W trakcie modlitwy położyła torebkę na kościelnej ławce. Na to czekał złodziej
14:52 05-01-2023
W miniony wtorek po południu policjanci otrzymali zgłoszenie o kradzieży na terenie kościoła. Przebywająca w świątyni kobieta została okradziona z telefonu.
Pokrzywdzona wyjaśniła, że modląc się postawiła torebkę obok siebie. Na ławce za nią przebywali dwaj nietrzeźwi mężczyźni, którzy w pewnej chwili wyszli z kościoła. Wówczas kobieta odruchowo sięgnęła do torebki i zauważyła, że nie ma w niej telefonu. Wyszła na zewnątrz i zaalarmowała służby.
Na miejscu natychmiast pojawili się mundurowi, którzy ustalili przebieg zdarzenia oraz rysopis sprawców. Ustalenia przekazali dyżurnemu, który poinformował o nich będące na terenie miasta patrole. Jak się okazało, kilkanaście minut wcześniej jeden z patroli ruchu drogowego na pobliskiej ulicy podejmował czynności wobec dwóch mężczyzn, którzy popełnili wykroczenie drogowe. Z przekazanych ustaleń wynikało, że mogli być to sprawcy kradzieży.
Kryminalni udali się do miejsca zamieszkania jednego z nich, zaś drugiego napotkali na terenie pobliskiego osiedla. Obaj zostali zatrzymani do wyjaśnienia sprawy. Podejrzani o kradzież wartego 600 złotych telefonu to 34-latek z Zamościa oraz mieszkaniec gminy Zamość w wieku 31 lat. Obaj byli nietrzeźwi, starszy z nich w organizmie miał prawie 2,5 promila alkoholu. W czasie kontroli osobistej 31-latka w kieszeni jego spodni policjanci odnaleźli skradziony pokrzywdzonej telefon.
Zebrany w sprawie materiał dowodowy pozwolił na przedstawienie zarzutu kradzieży 31-latkowi. Podejrzany zarzut usłyszał wczoraj. W czasie przesłuchania przyznał się i złożył wyjaśnienia.

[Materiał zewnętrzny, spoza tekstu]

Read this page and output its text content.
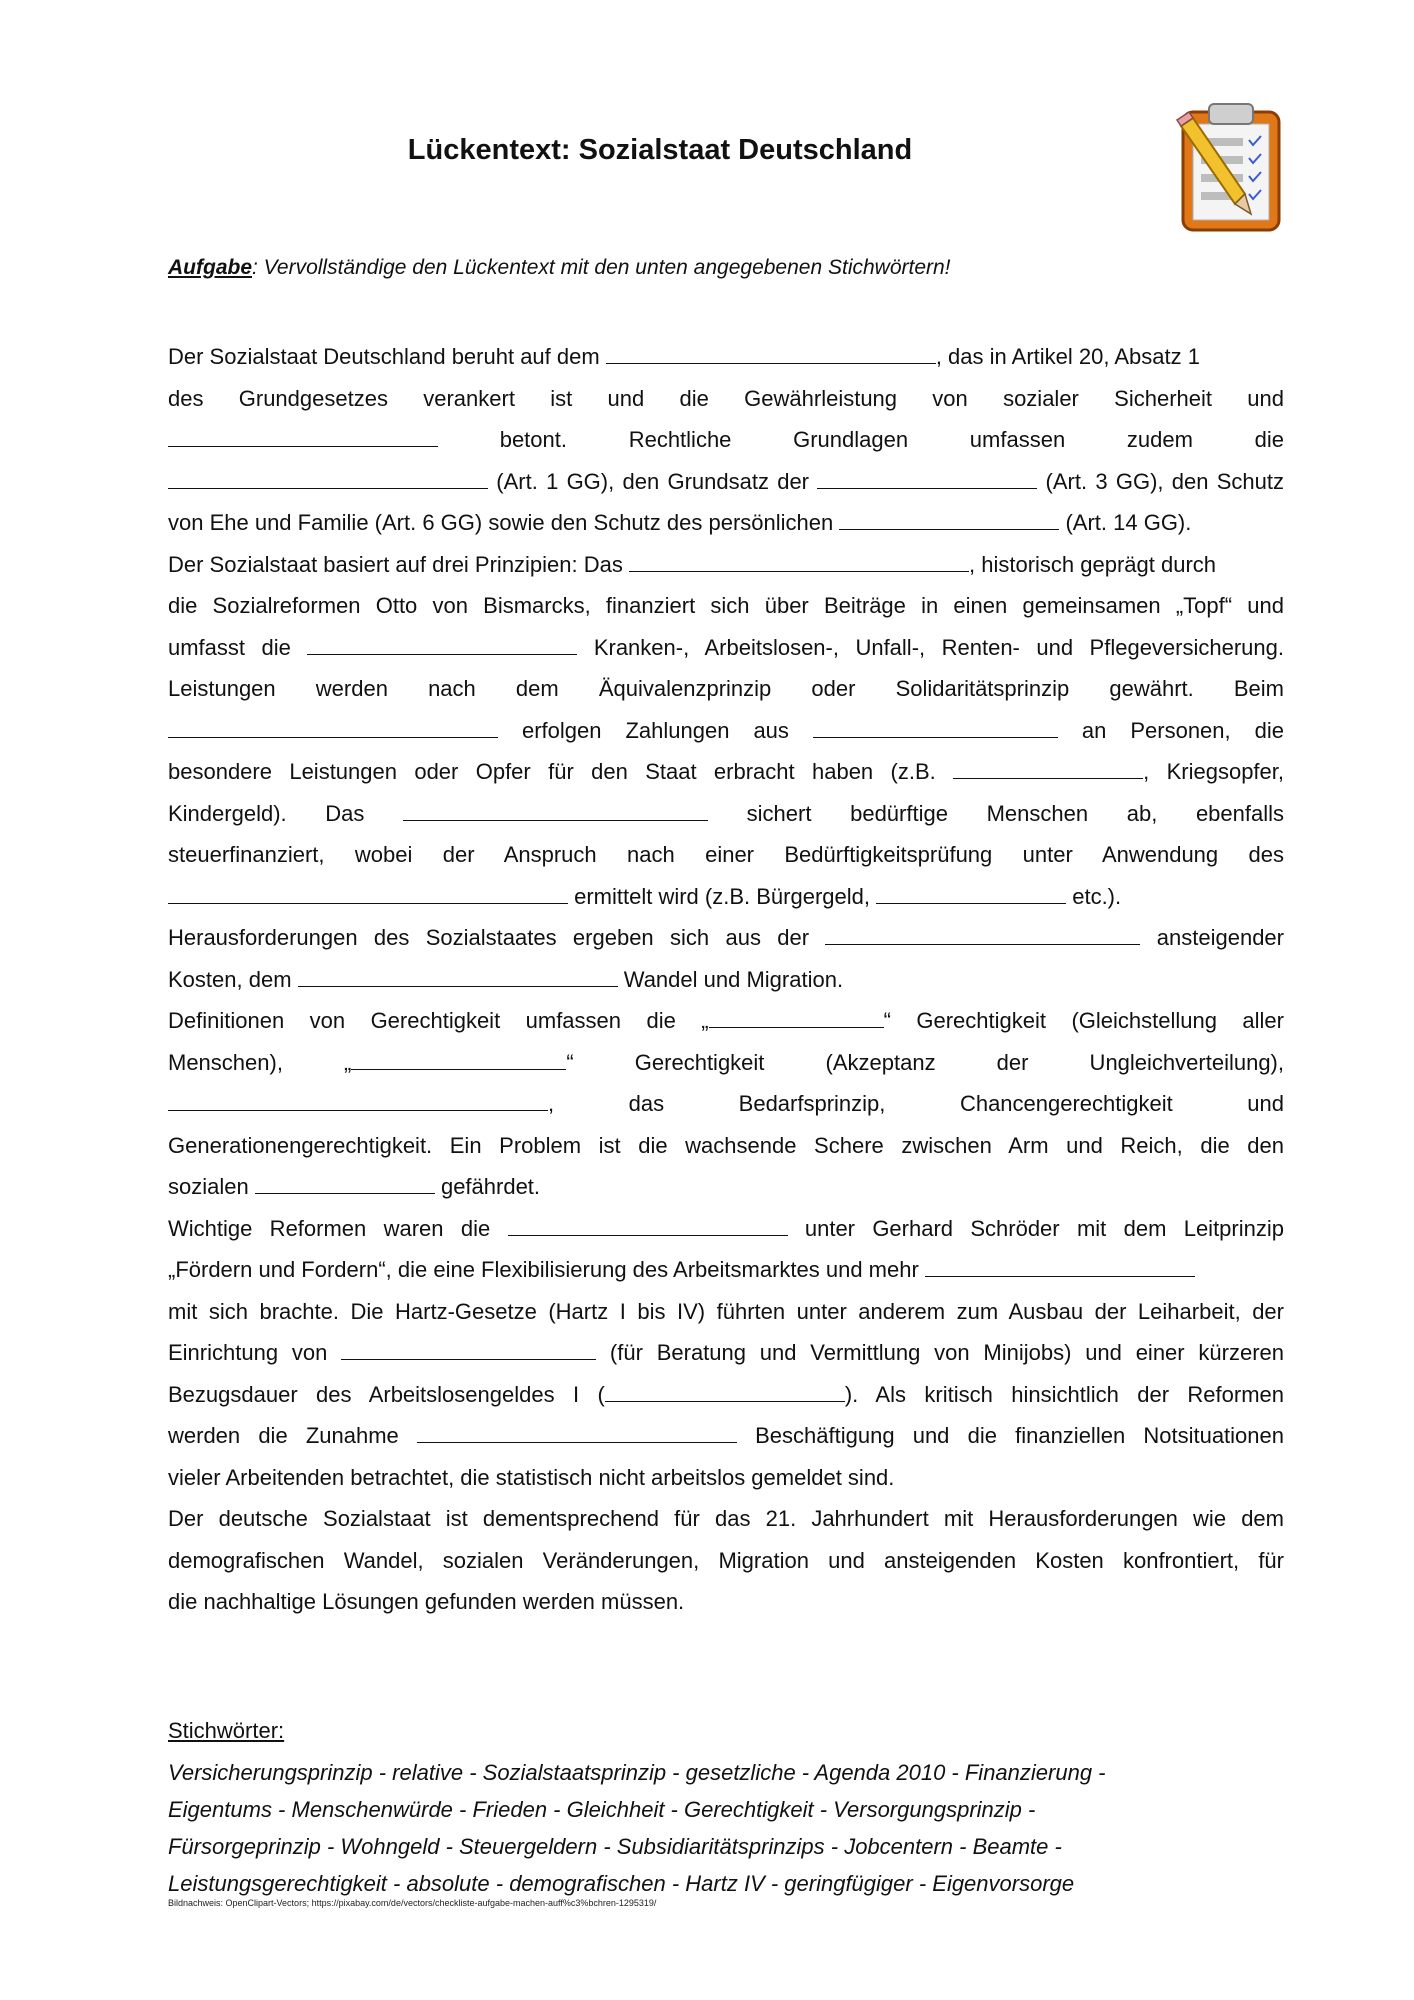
Lückentext: Sozialstaat Deutschland
Aufgabe: Vervollständige den Lückentext mit den unten angegebenen Stichwörtern!
Der Sozialstaat Deutschland beruht auf dem	, das in Artikel 20, Absatz 1
des Grundgesetzes verankert ist und die Gewährleistung von sozialer Sicherheit und
betont. Rechtliche Grundlagen umfassen zudem die
(Art. 1 GG), den Grundsatz der	(Art. 3 GG), den Schutz
von Ehe und Familie (Art. 6 GG) sowie den Schutz des persönlichen	(Art. 14 GG).
Der Sozialstaat basiert auf drei Prinzipien: Das	, historisch geprägt durch
die Sozialreformen Otto von Bismarcks, finanziert sich über Beiträge in einen gemeinsamen „Topf“ und
umfasst die	Kranken-, Arbeitslosen-, Unfall-, Renten- und Pflegeversicherung.
Leistungen werden nach dem Äquivalenzprinzip oder Solidaritätsprinzip gewährt. Beim
erfolgen Zahlungen aus	an Personen, die
besondere Leistungen oder Opfer für den Staat erbracht haben (z.B.	, Kriegsopfer,
Kindergeld). Das	sichert bedürftige Menschen ab, ebenfalls
steuerfinanziert, wobei der Anspruch nach einer Bedürftigkeitsprüfung unter Anwendung des
ermittelt wird (z.B. Bürgergeld,	etc.).
Herausforderungen des Sozialstaates ergeben sich aus der	ansteigender
Kosten, dem	Wandel und Migration.
Definitionen von Gerechtigkeit umfassen die „	“ Gerechtigkeit (Gleichstellung aller
Menschen), „	“ Gerechtigkeit (Akzeptanz der Ungleichverteilung),
, das Bedarfsprinzip, Chancengerechtigkeit und
Generationengerechtigkeit. Ein Problem ist die wachsende Schere zwischen Arm und Reich, die den
sozialen	gefährdet.
Wichtige Reformen waren die	unter Gerhard Schröder mit dem Leitprinzip
„Fördern und Fordern“, die eine Flexibilisierung des Arbeitsmarktes und mehr
mit sich brachte. Die Hartz-Gesetze (Hartz I bis IV) führten unter anderem zum Ausbau der Leiharbeit, der
Einrichtung von	(für Beratung und Vermittlung von Minijobs) und einer kürzeren
Bezugsdauer des Arbeitslosengeldes I (	). Als kritisch hinsichtlich der Reformen
werden die Zunahme	Beschäftigung und die finanziellen Notsituationen
vieler Arbeitenden betrachtet, die statistisch nicht arbeitslos gemeldet sind.
Der deutsche Sozialstaat ist dementsprechend für das 21. Jahrhundert mit Herausforderungen wie dem
demografischen Wandel, sozialen Veränderungen, Migration und ansteigenden Kosten konfrontiert, für
die nachhaltige Lösungen gefunden werden müssen.
Stichwörter:
Versicherungsprinzip - relative - Sozialstaatsprinzip - gesetzliche - Agenda 2010 - Finanzierung -
Eigentums - Menschenwürde - Frieden - Gleichheit - Gerechtigkeit - Versorgungsprinzip -
Fürsorgeprinzip - Wohngeld - Steuergeldern - Subsidiaritätsprinzips - Jobcentern - Beamte -
Leistungsgerechtigkeit - absolute - demografischen - Hartz IV - geringfügiger - Eigenvorsorge
Bildnachweis: OpenClipart-Vectors; https://pixabay.com/de/vectors/checkliste-aufgabe-machen-auff%c3%bchren-1295319/
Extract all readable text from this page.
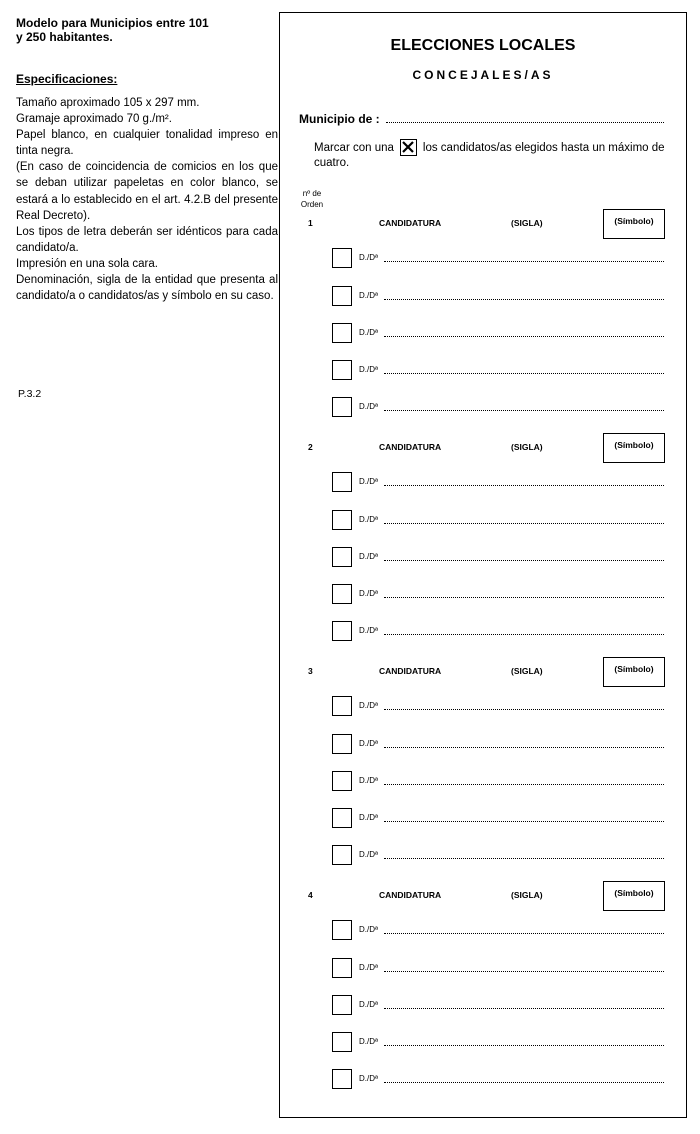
Modelo para Municipios entre 101
y 250 habitantes.
Especificaciones:

Tamaño aproximado 105 x 297 mm.

Gramaje aproximado 70 g./m².

Papel blanco, en cualquier tonalidad impreso en tinta negra.

(En caso de coincidencia de comicios en los que se deban utilizar papeletas en color blanco, se estará a lo establecido en el art. 4.2.B del presente Real Decreto).

Los tipos de letra deberán ser idénticos para cada candidato/a.

Impresión en una sola cara.

Denominación, sigla de la entidad que presenta al candidato/a o candidatos/as y símbolo en su caso.

P.3.2
ELECCIONES LOCALES
CONCEJALES/AS
Municipio de :
Marcar con una	los candidatos/as elegidos hasta un máximo de cuatro.
nº de
Orden
1	CANDIDATURA	(SIGLA)	(Símbolo)
D./Dª
D./Dª
D./Dª
D./Dª
D./Dª
2	CANDIDATURA	(SIGLA)	(Símbolo)
D./Dª
D./Dª
D./Dª
D./Dª
D./Dª
3	CANDIDATURA	(SIGLA)	(Símbolo)
D./Dª
D./Dª
D./Dª
D./Dª
D./Dª
4	CANDIDATURA	(SIGLA)	(Símbolo)
D./Dª
D./Dª
D./Dª
D./Dª
D./Dª
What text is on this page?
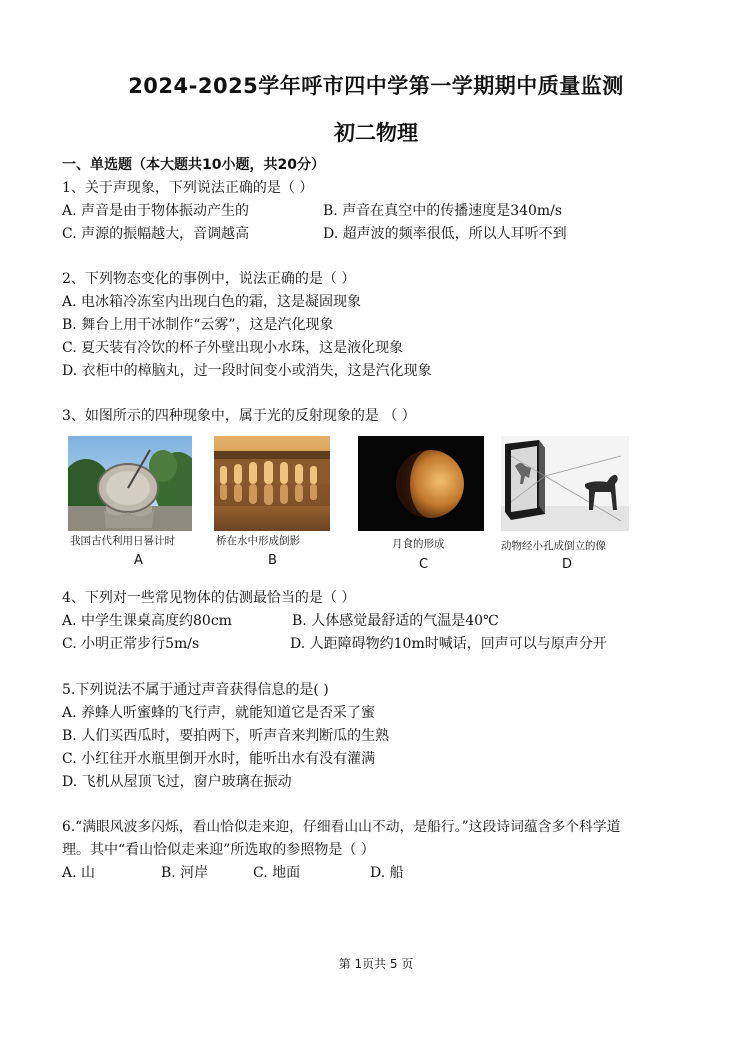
2024-2025学年呼市四中学第一学期期中质量监测
初二物理
一、单选题（本大题共10小题，共20分）
1、关于声现象，下列说法正确的是（ ）
A. 声音是由于物体振动产生的	B. 声音在真空中的传播速度是340m/s
C. 声源的振幅越大，音调越高	D. 超声波的频率很低，所以人耳听不到
2、下列物态变化的事例中，说法正确的是（ ）
A. 电冰箱冷冻室内出现白色的霜，这是凝固现象
B. 舞台上用干冰制作“云雾”，这是汽化现象
C. 夏天装有冷饮的杯子外壁出现小水珠，这是液化现象
D. 衣柜中的樟脑丸，过一段时间变小或消失，这是汽化现象
3、如图所示的四种现象中，属于光的反射现象的是 （ ）
我国古代利用日晷计时
A
桥在水中形成倒影
B
月食的形成
C
动物经小孔成倒立的像
D
4、下列对一些常见物体的估测最恰当的是（ ）
A. 中学生课桌高度约80cm	B. 人体感觉最舒适的气温是40℃
C. 小明正常步行5m/s	D. 人距障碍物约10m时喊话，回声可以与原声分开
5.下列说法不属于通过声音获得信息的是( )
A. 养蜂人听蜜蜂的飞行声，就能知道它是否采了蜜
B. 人们买西瓜时，要拍两下，听声音来判断瓜的生熟
C. 小红往开水瓶里倒开水时，能听出水有没有灌满
D. 飞机从屋顶飞过，窗户玻璃在振动
6.“满眼风波多闪烁，看山恰似走来迎，仔细看山山不动，是船行。”这段诗词蕴含多个科学道
理。其中“看山恰似走来迎”所选取的参照物是（ ）
A. 山	B. 河岸	C. 地面	D. 船
第 1页共 5 页
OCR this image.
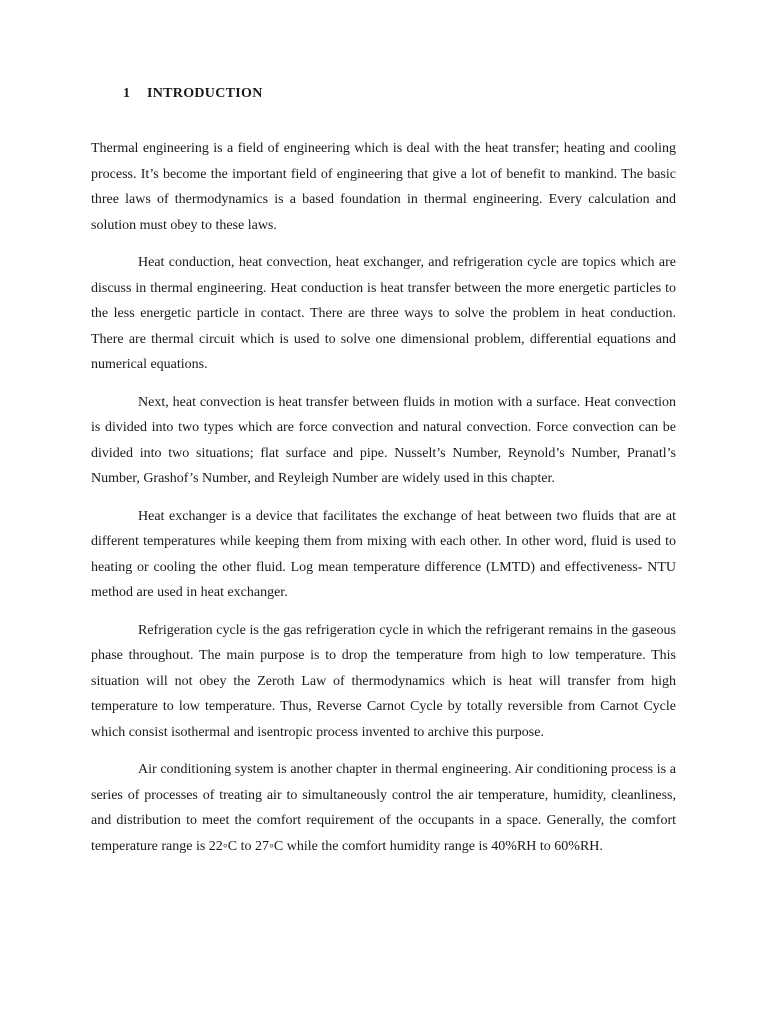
1 INTRODUCTION

Thermal engineering is a field of engineering which is deal with the heat transfer; heating and cooling process. It’s become the important field of engineering that give a lot of benefit to mankind. The basic three laws of thermodynamics is a based foundation in thermal engineering. Every calculation and solution must obey to these laws.

Heat conduction, heat convection, heat exchanger, and refrigeration cycle are topics which are discuss in thermal engineering. Heat conduction is heat transfer between the more energetic particles to the less energetic particle in contact. There are three ways to solve the problem in heat conduction. There are thermal circuit which is used to solve one dimensional problem, differential equations and numerical equations.

Next, heat convection is heat transfer between fluids in motion with a surface. Heat convection is divided into two types which are force convection and natural convection. Force convection can be divided into two situations; flat surface and pipe. Nusselt’s Number, Reynold’s Number, Pranatl’s Number, Grashof’s Number, and Reyleigh Number are widely used in this chapter.

Heat exchanger is a device that facilitates the exchange of heat between two fluids that are at different temperatures while keeping them from mixing with each other. In other word, fluid is used to heating or cooling the other fluid. Log mean temperature difference (LMTD) and effectiveness- NTU method are used in heat exchanger.

Refrigeration cycle is the gas refrigeration cycle in which the refrigerant remains in the gaseous phase throughout. The main purpose is to drop the temperature from high to low temperature. This situation will not obey the Zeroth Law of thermodynamics which is heat will transfer from high temperature to low temperature. Thus, Reverse Carnot Cycle by totally reversible from Carnot Cycle which consist isothermal and isentropic process invented to archive this purpose.

Air conditioning system is another chapter in thermal engineering. Air conditioning process is a series of processes of treating air to simultaneously control the air temperature, humidity, cleanliness, and distribution to meet the comfort requirement of the occupants in a space. Generally, the comfort temperature range is 22◦C to 27◦C while the comfort humidity range is 40%RH to 60%RH.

Za kradzież cudzego mienia grozi kara pozbawienia wolności do lat 5.
(fot. pixabay.com)
Rozumiem, że przebywająca w świątyni kobieta została okradziona z telefonu, ale pojąć nie mogę, że Bóg na to pozwolił.
hahahahahahahahahahaha
siostro zenobio nie pojmiesz bo nienawiść wobec Kościoła zniszczyła i tak Twój bardzo mały móżdżek.
Twoj tez
siostra Izabella -u ciebie w ogóle występuje coś takiego jak mózg ?
Katolik, katolikowi nawet w kościele, złodziejem.
Takie są korzenie kultury katolickiej.
Skąd wiesz że on katolik…raczej złodziej i krpoka
To mędy lewackie chodzą na żer do kościoła.
mENdy … tępa PiSówo
Mały jesteś to stul dziub.
Olo mendy jeżeli już to tylko pisowskie można było by jeszcze kilka sformułowań pasujących dodać
Bóg dał Bóg wziął
Buk tak chciał.
Zdewocenie jest szkodliwe
Historia tego sięga jeszcze czasów przed tym jak wschodziło słońce ☀️
Dwaj ziomkowie, debatowali jak skąd gdzie szukać wziąć pieniądze
Idzie długi weekend a do pracy żaden z nich nie pójdzie
No gdzie, pracować ? To haniebne i godzące w honor
Całe życie jeden z drugim cyk do kieszeni to cyk pod kurtkę tamto i z roku na rok cykanie nieswojego zaczęło przychodzić naturalnie jak oddech ludziom i robakom bo nie każdy człowiek to człowiek, ale to nie ważne.
Nie powiem który wpadł na ten pomysł, ale powiem ile planowali kupić
Planowali kupić dwie a z jedzeniem to też był plan zamówić
Niestety, w trakcie akcji ktoś inny dostrzegł ich jeszcze przed mszą, że są jacys nie do końca kościelni i chyba coś kombinuja
Był to Bóg
TAAAAK TEN SAM W KTÓREGO LUDZIE WIERZĄ
Wziął w rękę narzędzie czyli człowieka, i za jego pomocą właśnie tak skończyła się ich dziesiona.
Bóg pokarał a mienie nie zniknęło.
Bóg : złodziej darmozjad
1:0
Brawa dla Pana Boga za czujność i sprytne rozegranie całej akcji ?
dziad oni należeli do lewizny.
demon i Bóg odebrał jak Tobie pijakom rozumek.